2020-01-29 18:00:12,718 WARNING worker.py:348 -- WARNING: Falling back to serializing objects of type <class 'mtrand.RandomState'> by using pickle. This may be inefficient.
2020-01-29 18:00:13,138 INFO multi_gpu_optimizer.py:93 -- LocalMultiGPUOptimizer devices ['/cpu:0']
2020-01-29 18:00:20,908 INFO trainable.py:102 -- _setup took 11.441 seconds.

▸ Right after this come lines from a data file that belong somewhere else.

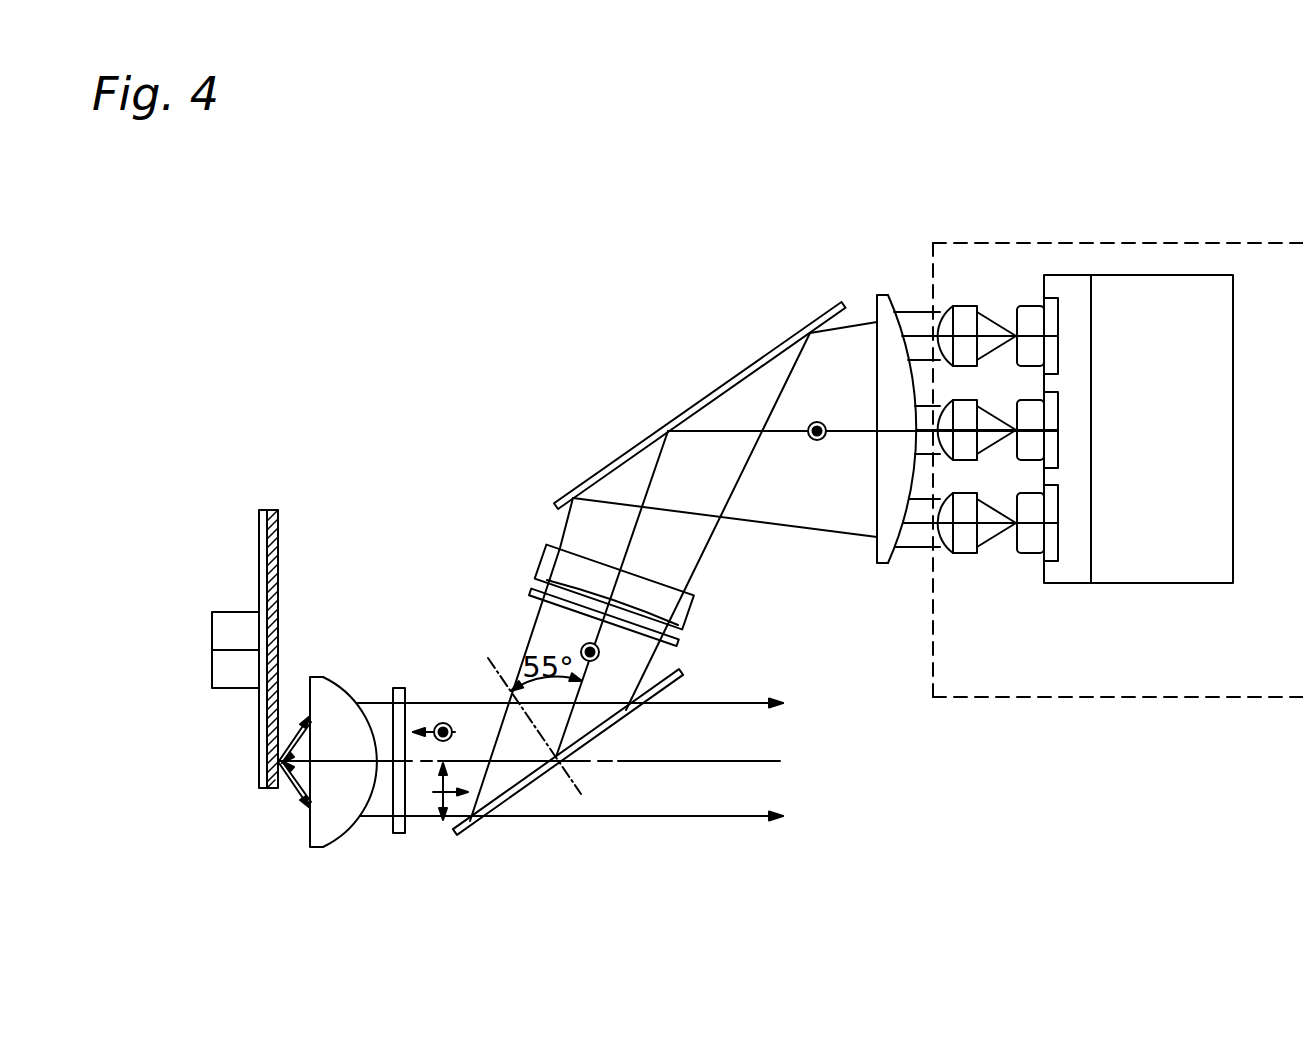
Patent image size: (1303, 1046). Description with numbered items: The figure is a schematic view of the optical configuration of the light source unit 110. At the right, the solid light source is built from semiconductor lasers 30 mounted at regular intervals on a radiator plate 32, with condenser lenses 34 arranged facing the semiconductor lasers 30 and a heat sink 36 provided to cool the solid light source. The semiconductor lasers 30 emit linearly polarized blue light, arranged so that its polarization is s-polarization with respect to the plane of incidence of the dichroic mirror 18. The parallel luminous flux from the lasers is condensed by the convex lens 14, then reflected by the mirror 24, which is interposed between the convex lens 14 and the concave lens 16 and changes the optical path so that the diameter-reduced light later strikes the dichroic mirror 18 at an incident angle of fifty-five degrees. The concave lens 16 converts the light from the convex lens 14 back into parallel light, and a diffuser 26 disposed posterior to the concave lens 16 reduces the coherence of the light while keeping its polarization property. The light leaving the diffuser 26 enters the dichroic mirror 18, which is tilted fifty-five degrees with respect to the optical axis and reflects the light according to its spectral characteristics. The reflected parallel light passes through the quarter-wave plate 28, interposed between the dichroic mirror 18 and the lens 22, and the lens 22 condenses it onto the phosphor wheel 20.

The light source unit 110 is at (278, 261).
The convex lens 14 is at (888, 297).
The concave lens 16 is at (683, 608).
The dichroic mirror 18 is at (537, 780).
The phosphor wheel 20 is at (258, 522).
The lens 22 is at (327, 690).
The mirror 24 is at (751, 365).
The diffuser 26 is at (530, 590).
The λ/4 plate 28 is at (405, 688).
The semiconductor laser 30 is at (1035, 555).
The radiator plate 32 is at (1070, 552).
The condenser lens 34 is at (967, 553).
The heat sink 36 is at (1162, 550).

If your trainable is slow to initialize, consider setting reuse_actors=True to reduce actor creation overheads.
2020-01-29 18:00:21,060 INFO trainable.py:358 -- Restored from checkpoint: /afs/ece.cmu.edu/usr/charlieh/ray_results/PPO/PPO_BitcoinEnv_0_2020-01-29_00-56-415e4ywyg1/checkpoint_11223/checkpoint-11223
2020-01-29 18:00:21,060 INFO trainable.py:365 -- Current state after restoring: {'_iteration': 11223, '_timesteps_total': 15712200, '_time_total': 16152.620006799698, '_episodes_total': 157122}
None

So it is clearly loading something, since it correctly loads the state that I saved from what I can tell. However, the object returned from trainer.get_policy() is None. Am I doing something wrong?

Thanks for all the help!

houcharlie commented 4 years ago

Running ls -lh on the checkpoint directory gives the following:

bash-4.2$ ls -lh
total 1.3M
-rw-r--r--. 1 charlieh charlieh_unix 1.3M Jan 29 05:32 checkpoint-11223
-rw-r--r--. 1 charlieh charlieh_unix  186 Jan 29 05:32 checkpoint-11223.tune_metadata

This seems correct to me; the checkpoint seems to have enough data in it.

ericl commented 4 years ago

You need to pass the policy id to get policy, otherwise it tries to get the "default" policy which may not exist in multiagent.